The site failed at the last step… Fortunately all my reps are opposed
I’m not an EU citizen yet, and as a non-citizen brown man, i doubt the MEP would listen to me. How can I do my part anyway?
This is why Russian, Chinese and other messaging apps (good one is Telegram) are spiking in EU. The kremlin will have my chats, but I never plan on travelling to Russia anyways.
This is the worst thing in ages. I’m 50+, very good with IT, and I understand that we MUST act against it.
But I’m tired, boss.
Surrounded by lemmings and sheep that love Facebook and WhatsApp. People are stupid. I don’t have the energy to fight so much ignorance and stupidity - willful or otherwise.
Also, they keep trying. You fight it one year, they’re back the next. Extremely undemocratic.
Precisely. You need to keep winning, while they just need to win once. Would love it if repeat offenders like these would just stop being considered entirely after being rejected multiple times.
I’m overwhelmed by this stupidity and collective ignorance all the time. Not just in data privacy regards.
Some days I just want to give up and say “screw it”. But damn, I can’t. And a lot of others will not stop. If you do, thats alright, it is okay to rest.
Thank you, kind stranger.
The provided link will let you contact MPs with just a few lazy clicks.

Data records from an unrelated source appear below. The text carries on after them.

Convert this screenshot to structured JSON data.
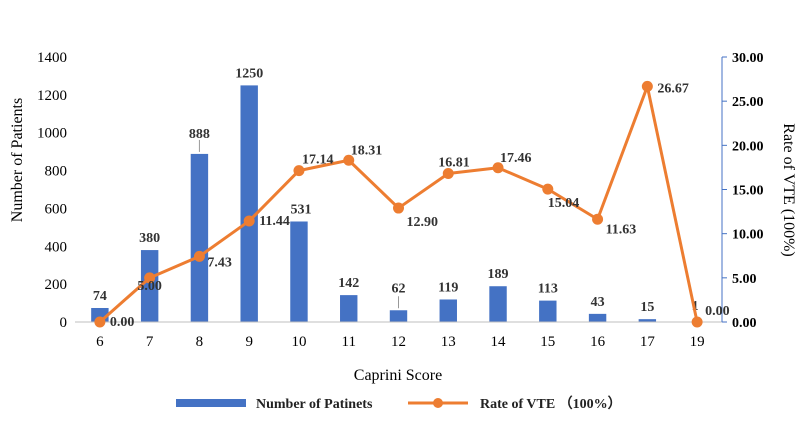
{
  "chart_data": {
    "type": "bar+line",
    "categories": [
      "6",
      "7",
      "8",
      "9",
      "10",
      "11",
      "12",
      "13",
      "14",
      "15",
      "16",
      "17",
      "19"
    ],
    "series": [
      {
        "name": "Number of Patinets",
        "type": "bar",
        "axis": "left",
        "color": "#4472C4",
        "values": [
          74,
          380,
          888,
          1250,
          531,
          142,
          62,
          119,
          189,
          113,
          43,
          15,
          1
        ],
        "labels": [
          "74",
          "380",
          "888",
          "1250",
          "531",
          "142",
          "62",
          "119",
          "189",
          "113",
          "43",
          "15",
          "1"
        ]
      },
      {
        "name": "Rate of VTE （100%）",
        "type": "line",
        "axis": "right",
        "color": "#ED7D31",
        "values": [
          0.0,
          5.0,
          7.43,
          11.44,
          17.14,
          18.31,
          12.9,
          16.81,
          17.46,
          15.04,
          11.63,
          26.67,
          0.0
        ],
        "labels": [
          "0.00",
          "5.00",
          "7.43",
          "11.44",
          "17.14",
          "18.31",
          "12.90",
          "16.81",
          "17.46",
          "15.04",
          "11.63",
          "26.67",
          "0.00"
        ]
      }
    ],
    "xlabel": "Caprini Score",
    "ylabel": "Number of Patients",
    "y2label": "Rate of VTE (100%)",
    "ylim": [
      0,
      1400
    ],
    "y2lim": [
      0,
      30
    ],
    "yticks": [
      "0",
      "200",
      "400",
      "600",
      "800",
      "1000",
      "1200",
      "1400"
    ],
    "y2ticks": [
      "0.00",
      "5.00",
      "10.00",
      "15.00",
      "20.00",
      "25.00",
      "30.00"
    ],
    "grid": false,
    "legend": "bottom"
  }
}
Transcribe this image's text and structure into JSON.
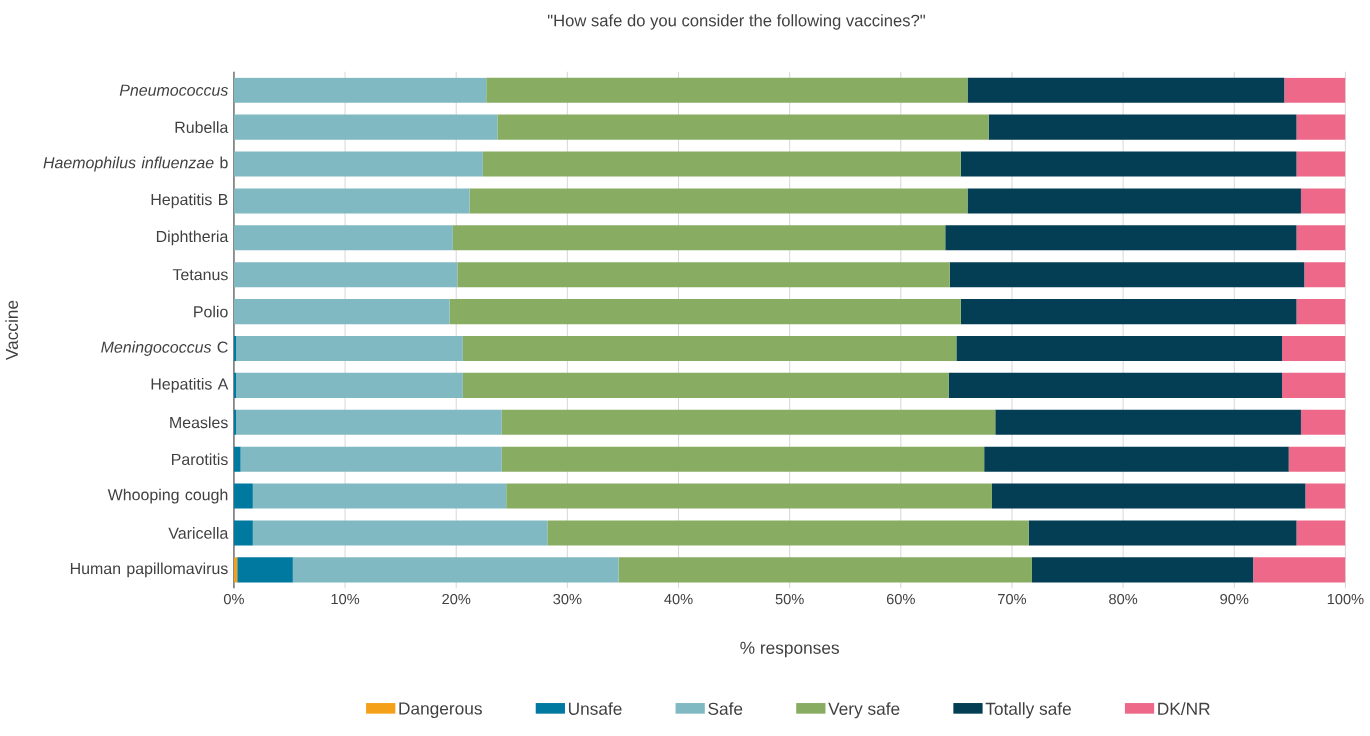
{
  "chart_data": {
    "type": "bar",
    "orientation": "horizontal",
    "stacked": true,
    "title": "\"How safe do you consider the following vaccines?\"",
    "xlabel": "% responses",
    "ylabel": "Vaccine",
    "categories": [
      "*Pneumococcus*",
      "Rubella",
      "*Haemophilus influenzae* b",
      "Hepatitis B",
      "Diphtheria",
      "Tetanus",
      "Polio",
      "*Meningococcus* C",
      "Hepatitis A",
      "Measles",
      "Parotitis",
      "Whooping cough",
      "Varicella",
      "Human papillomavirus"
    ],
    "series": [
      {
        "name": "Dangerous",
        "color": "#f5a01a",
        "values": [
          0,
          0,
          0,
          0,
          0,
          0,
          0,
          0,
          0,
          0,
          0,
          0,
          0,
          0.3
        ]
      },
      {
        "name": "Unsafe",
        "color": "#0079a0",
        "values": [
          0,
          0,
          0,
          0,
          0,
          0,
          0,
          0.2,
          0.2,
          0.2,
          0.6,
          1.7,
          1.7,
          5.0
        ]
      },
      {
        "name": "Safe",
        "color": "#80b9c1",
        "values": [
          22.7,
          23.7,
          22.4,
          21.2,
          19.7,
          20.1,
          19.4,
          20.4,
          20.4,
          23.9,
          23.5,
          22.8,
          26.5,
          29.3
        ]
      },
      {
        "name": "Very safe",
        "color": "#88ad62",
        "values": [
          43.3,
          44.2,
          43.0,
          44.8,
          44.3,
          44.3,
          46.0,
          44.4,
          43.7,
          44.4,
          43.4,
          43.7,
          43.3,
          37.2
        ]
      },
      {
        "name": "Totally safe",
        "color": "#033e54",
        "values": [
          28.5,
          27.7,
          30.2,
          30.0,
          31.6,
          31.9,
          30.2,
          29.3,
          30.0,
          27.5,
          27.4,
          28.2,
          24.1,
          19.9
        ]
      },
      {
        "name": "DK/NR",
        "color": "#ee6989",
        "values": [
          5.5,
          4.4,
          4.4,
          4.0,
          4.4,
          3.7,
          4.4,
          5.7,
          5.7,
          4.0,
          5.1,
          3.6,
          4.4,
          8.3
        ]
      }
    ],
    "xlim": [
      0,
      100
    ],
    "xticks": [
      {
        "value": 0,
        "label": "0%"
      },
      {
        "value": 10,
        "label": "10%"
      },
      {
        "value": 20,
        "label": "20%"
      },
      {
        "value": 30,
        "label": "30%"
      },
      {
        "value": 40,
        "label": "40%"
      },
      {
        "value": 50,
        "label": "50%"
      },
      {
        "value": 60,
        "label": "60%"
      },
      {
        "value": 70,
        "label": "70%"
      },
      {
        "value": 80,
        "label": "80%"
      },
      {
        "value": 90,
        "label": "90%"
      },
      {
        "value": 100,
        "label": "100%"
      }
    ],
    "grid": "x",
    "legend": "bottom"
  }
}
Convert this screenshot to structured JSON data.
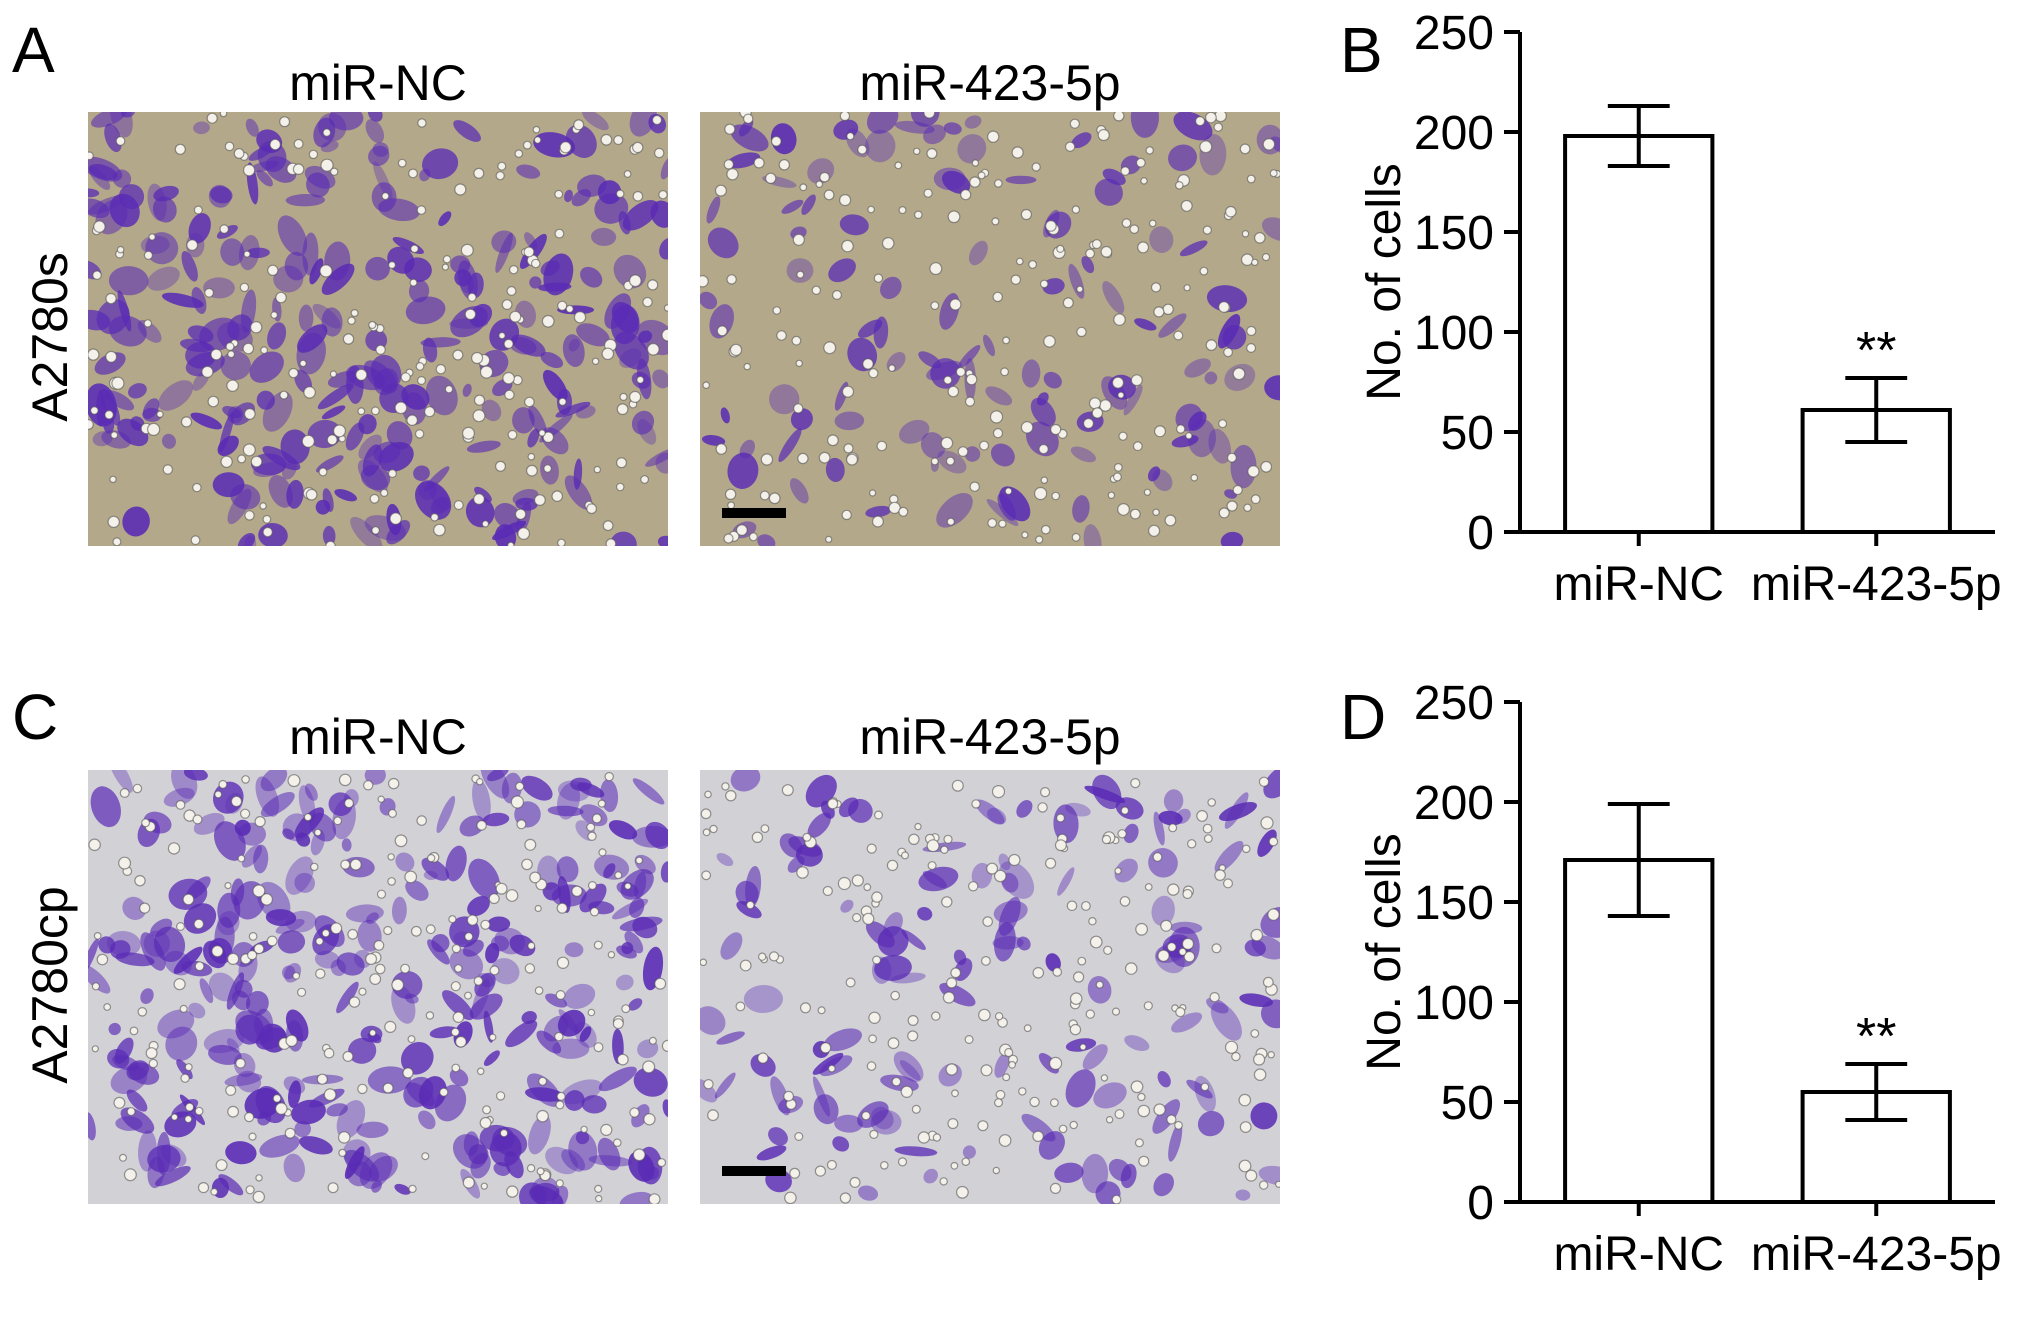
{
  "panels": {
    "A": {
      "letter": "A",
      "row_label": "A2780s",
      "titles": [
        "miR-NC",
        "miR-423-5p"
      ]
    },
    "B": {
      "letter": "B"
    },
    "C": {
      "letter": "C",
      "row_label": "A2780cp",
      "titles": [
        "miR-NC",
        "miR-423-5p"
      ]
    },
    "D": {
      "letter": "D"
    }
  },
  "colors": {
    "stain_violet": "#5a2bb5",
    "background_A": "#b3a889",
    "background_C": "#d2d1d6"
  },
  "chart_data": [
    {
      "panel": "B",
      "type": "bar",
      "categories": [
        "miR-NC",
        "miR-423-5p"
      ],
      "values": [
        198,
        61
      ],
      "errors": [
        15,
        16
      ],
      "annotations": [
        "",
        "**"
      ],
      "ylabel": "No. of cells",
      "xlabel": "",
      "ylim": [
        0,
        250
      ],
      "yticks": [
        0,
        50,
        100,
        150,
        200,
        250
      ],
      "grid": false,
      "bar_fill": "#ffffff",
      "bar_stroke": "#000000"
    },
    {
      "panel": "D",
      "type": "bar",
      "categories": [
        "miR-NC",
        "miR-423-5p"
      ],
      "values": [
        171,
        55
      ],
      "errors": [
        28,
        14
      ],
      "annotations": [
        "",
        "**"
      ],
      "ylabel": "No. of cells",
      "xlabel": "",
      "ylim": [
        0,
        250
      ],
      "yticks": [
        0,
        50,
        100,
        150,
        200,
        250
      ],
      "grid": false,
      "bar_fill": "#ffffff",
      "bar_stroke": "#000000"
    }
  ]
}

Oh shit - I thought they dropped this! JFC, EU! What TF are you doing?
There seems to be some kind of group repeatedly pushing this crap every other year, with increasingly shady tactics.
I would for sure like to know from where this emanates…
It’s the pro-surveilance people that want to monetize your data. They try and lean on fear and push this “only ISIS uses Signal” narrative that is obviously false.
It’s just so preposterous - businesses and payment processors rely on e2ee just as much as anyone else does. The one time we’re on the same team they just want a carve out for businesses or something I expect.
ISIS also breathes oxygen.
Oh no! Get it all out of here!!! Ah!
So that’s why their quiz is stacked this weird way:
Yeah, classic juked survey. Not objective at all, only someone that is “pro-crime!” would say no.
Yeah, I think this whole survey is written in a somewhat suggestive way. Even more important to fill it out
Not enough people are aware of just how evil Peter Theil really is
Agreed. I’ve tried to tell people about https://en.wikipedia.org/wiki/Dark_Enlightenment but friends and family brush it off like it’s some small cult thing instead of being silently funded by billionaires
I swear that fuckface is part Ellen Degeneres
This would not break encrypted messaging but forbid it.
What if I just transmit a bunch of random ass digits to someone?
The claim I’ve seen from an MEP is that they wouldn’t compromise the e2e encryption itself but instead mandate a backdoor so they can remotely access the unencrypted messages on your device. Which is arguably worse.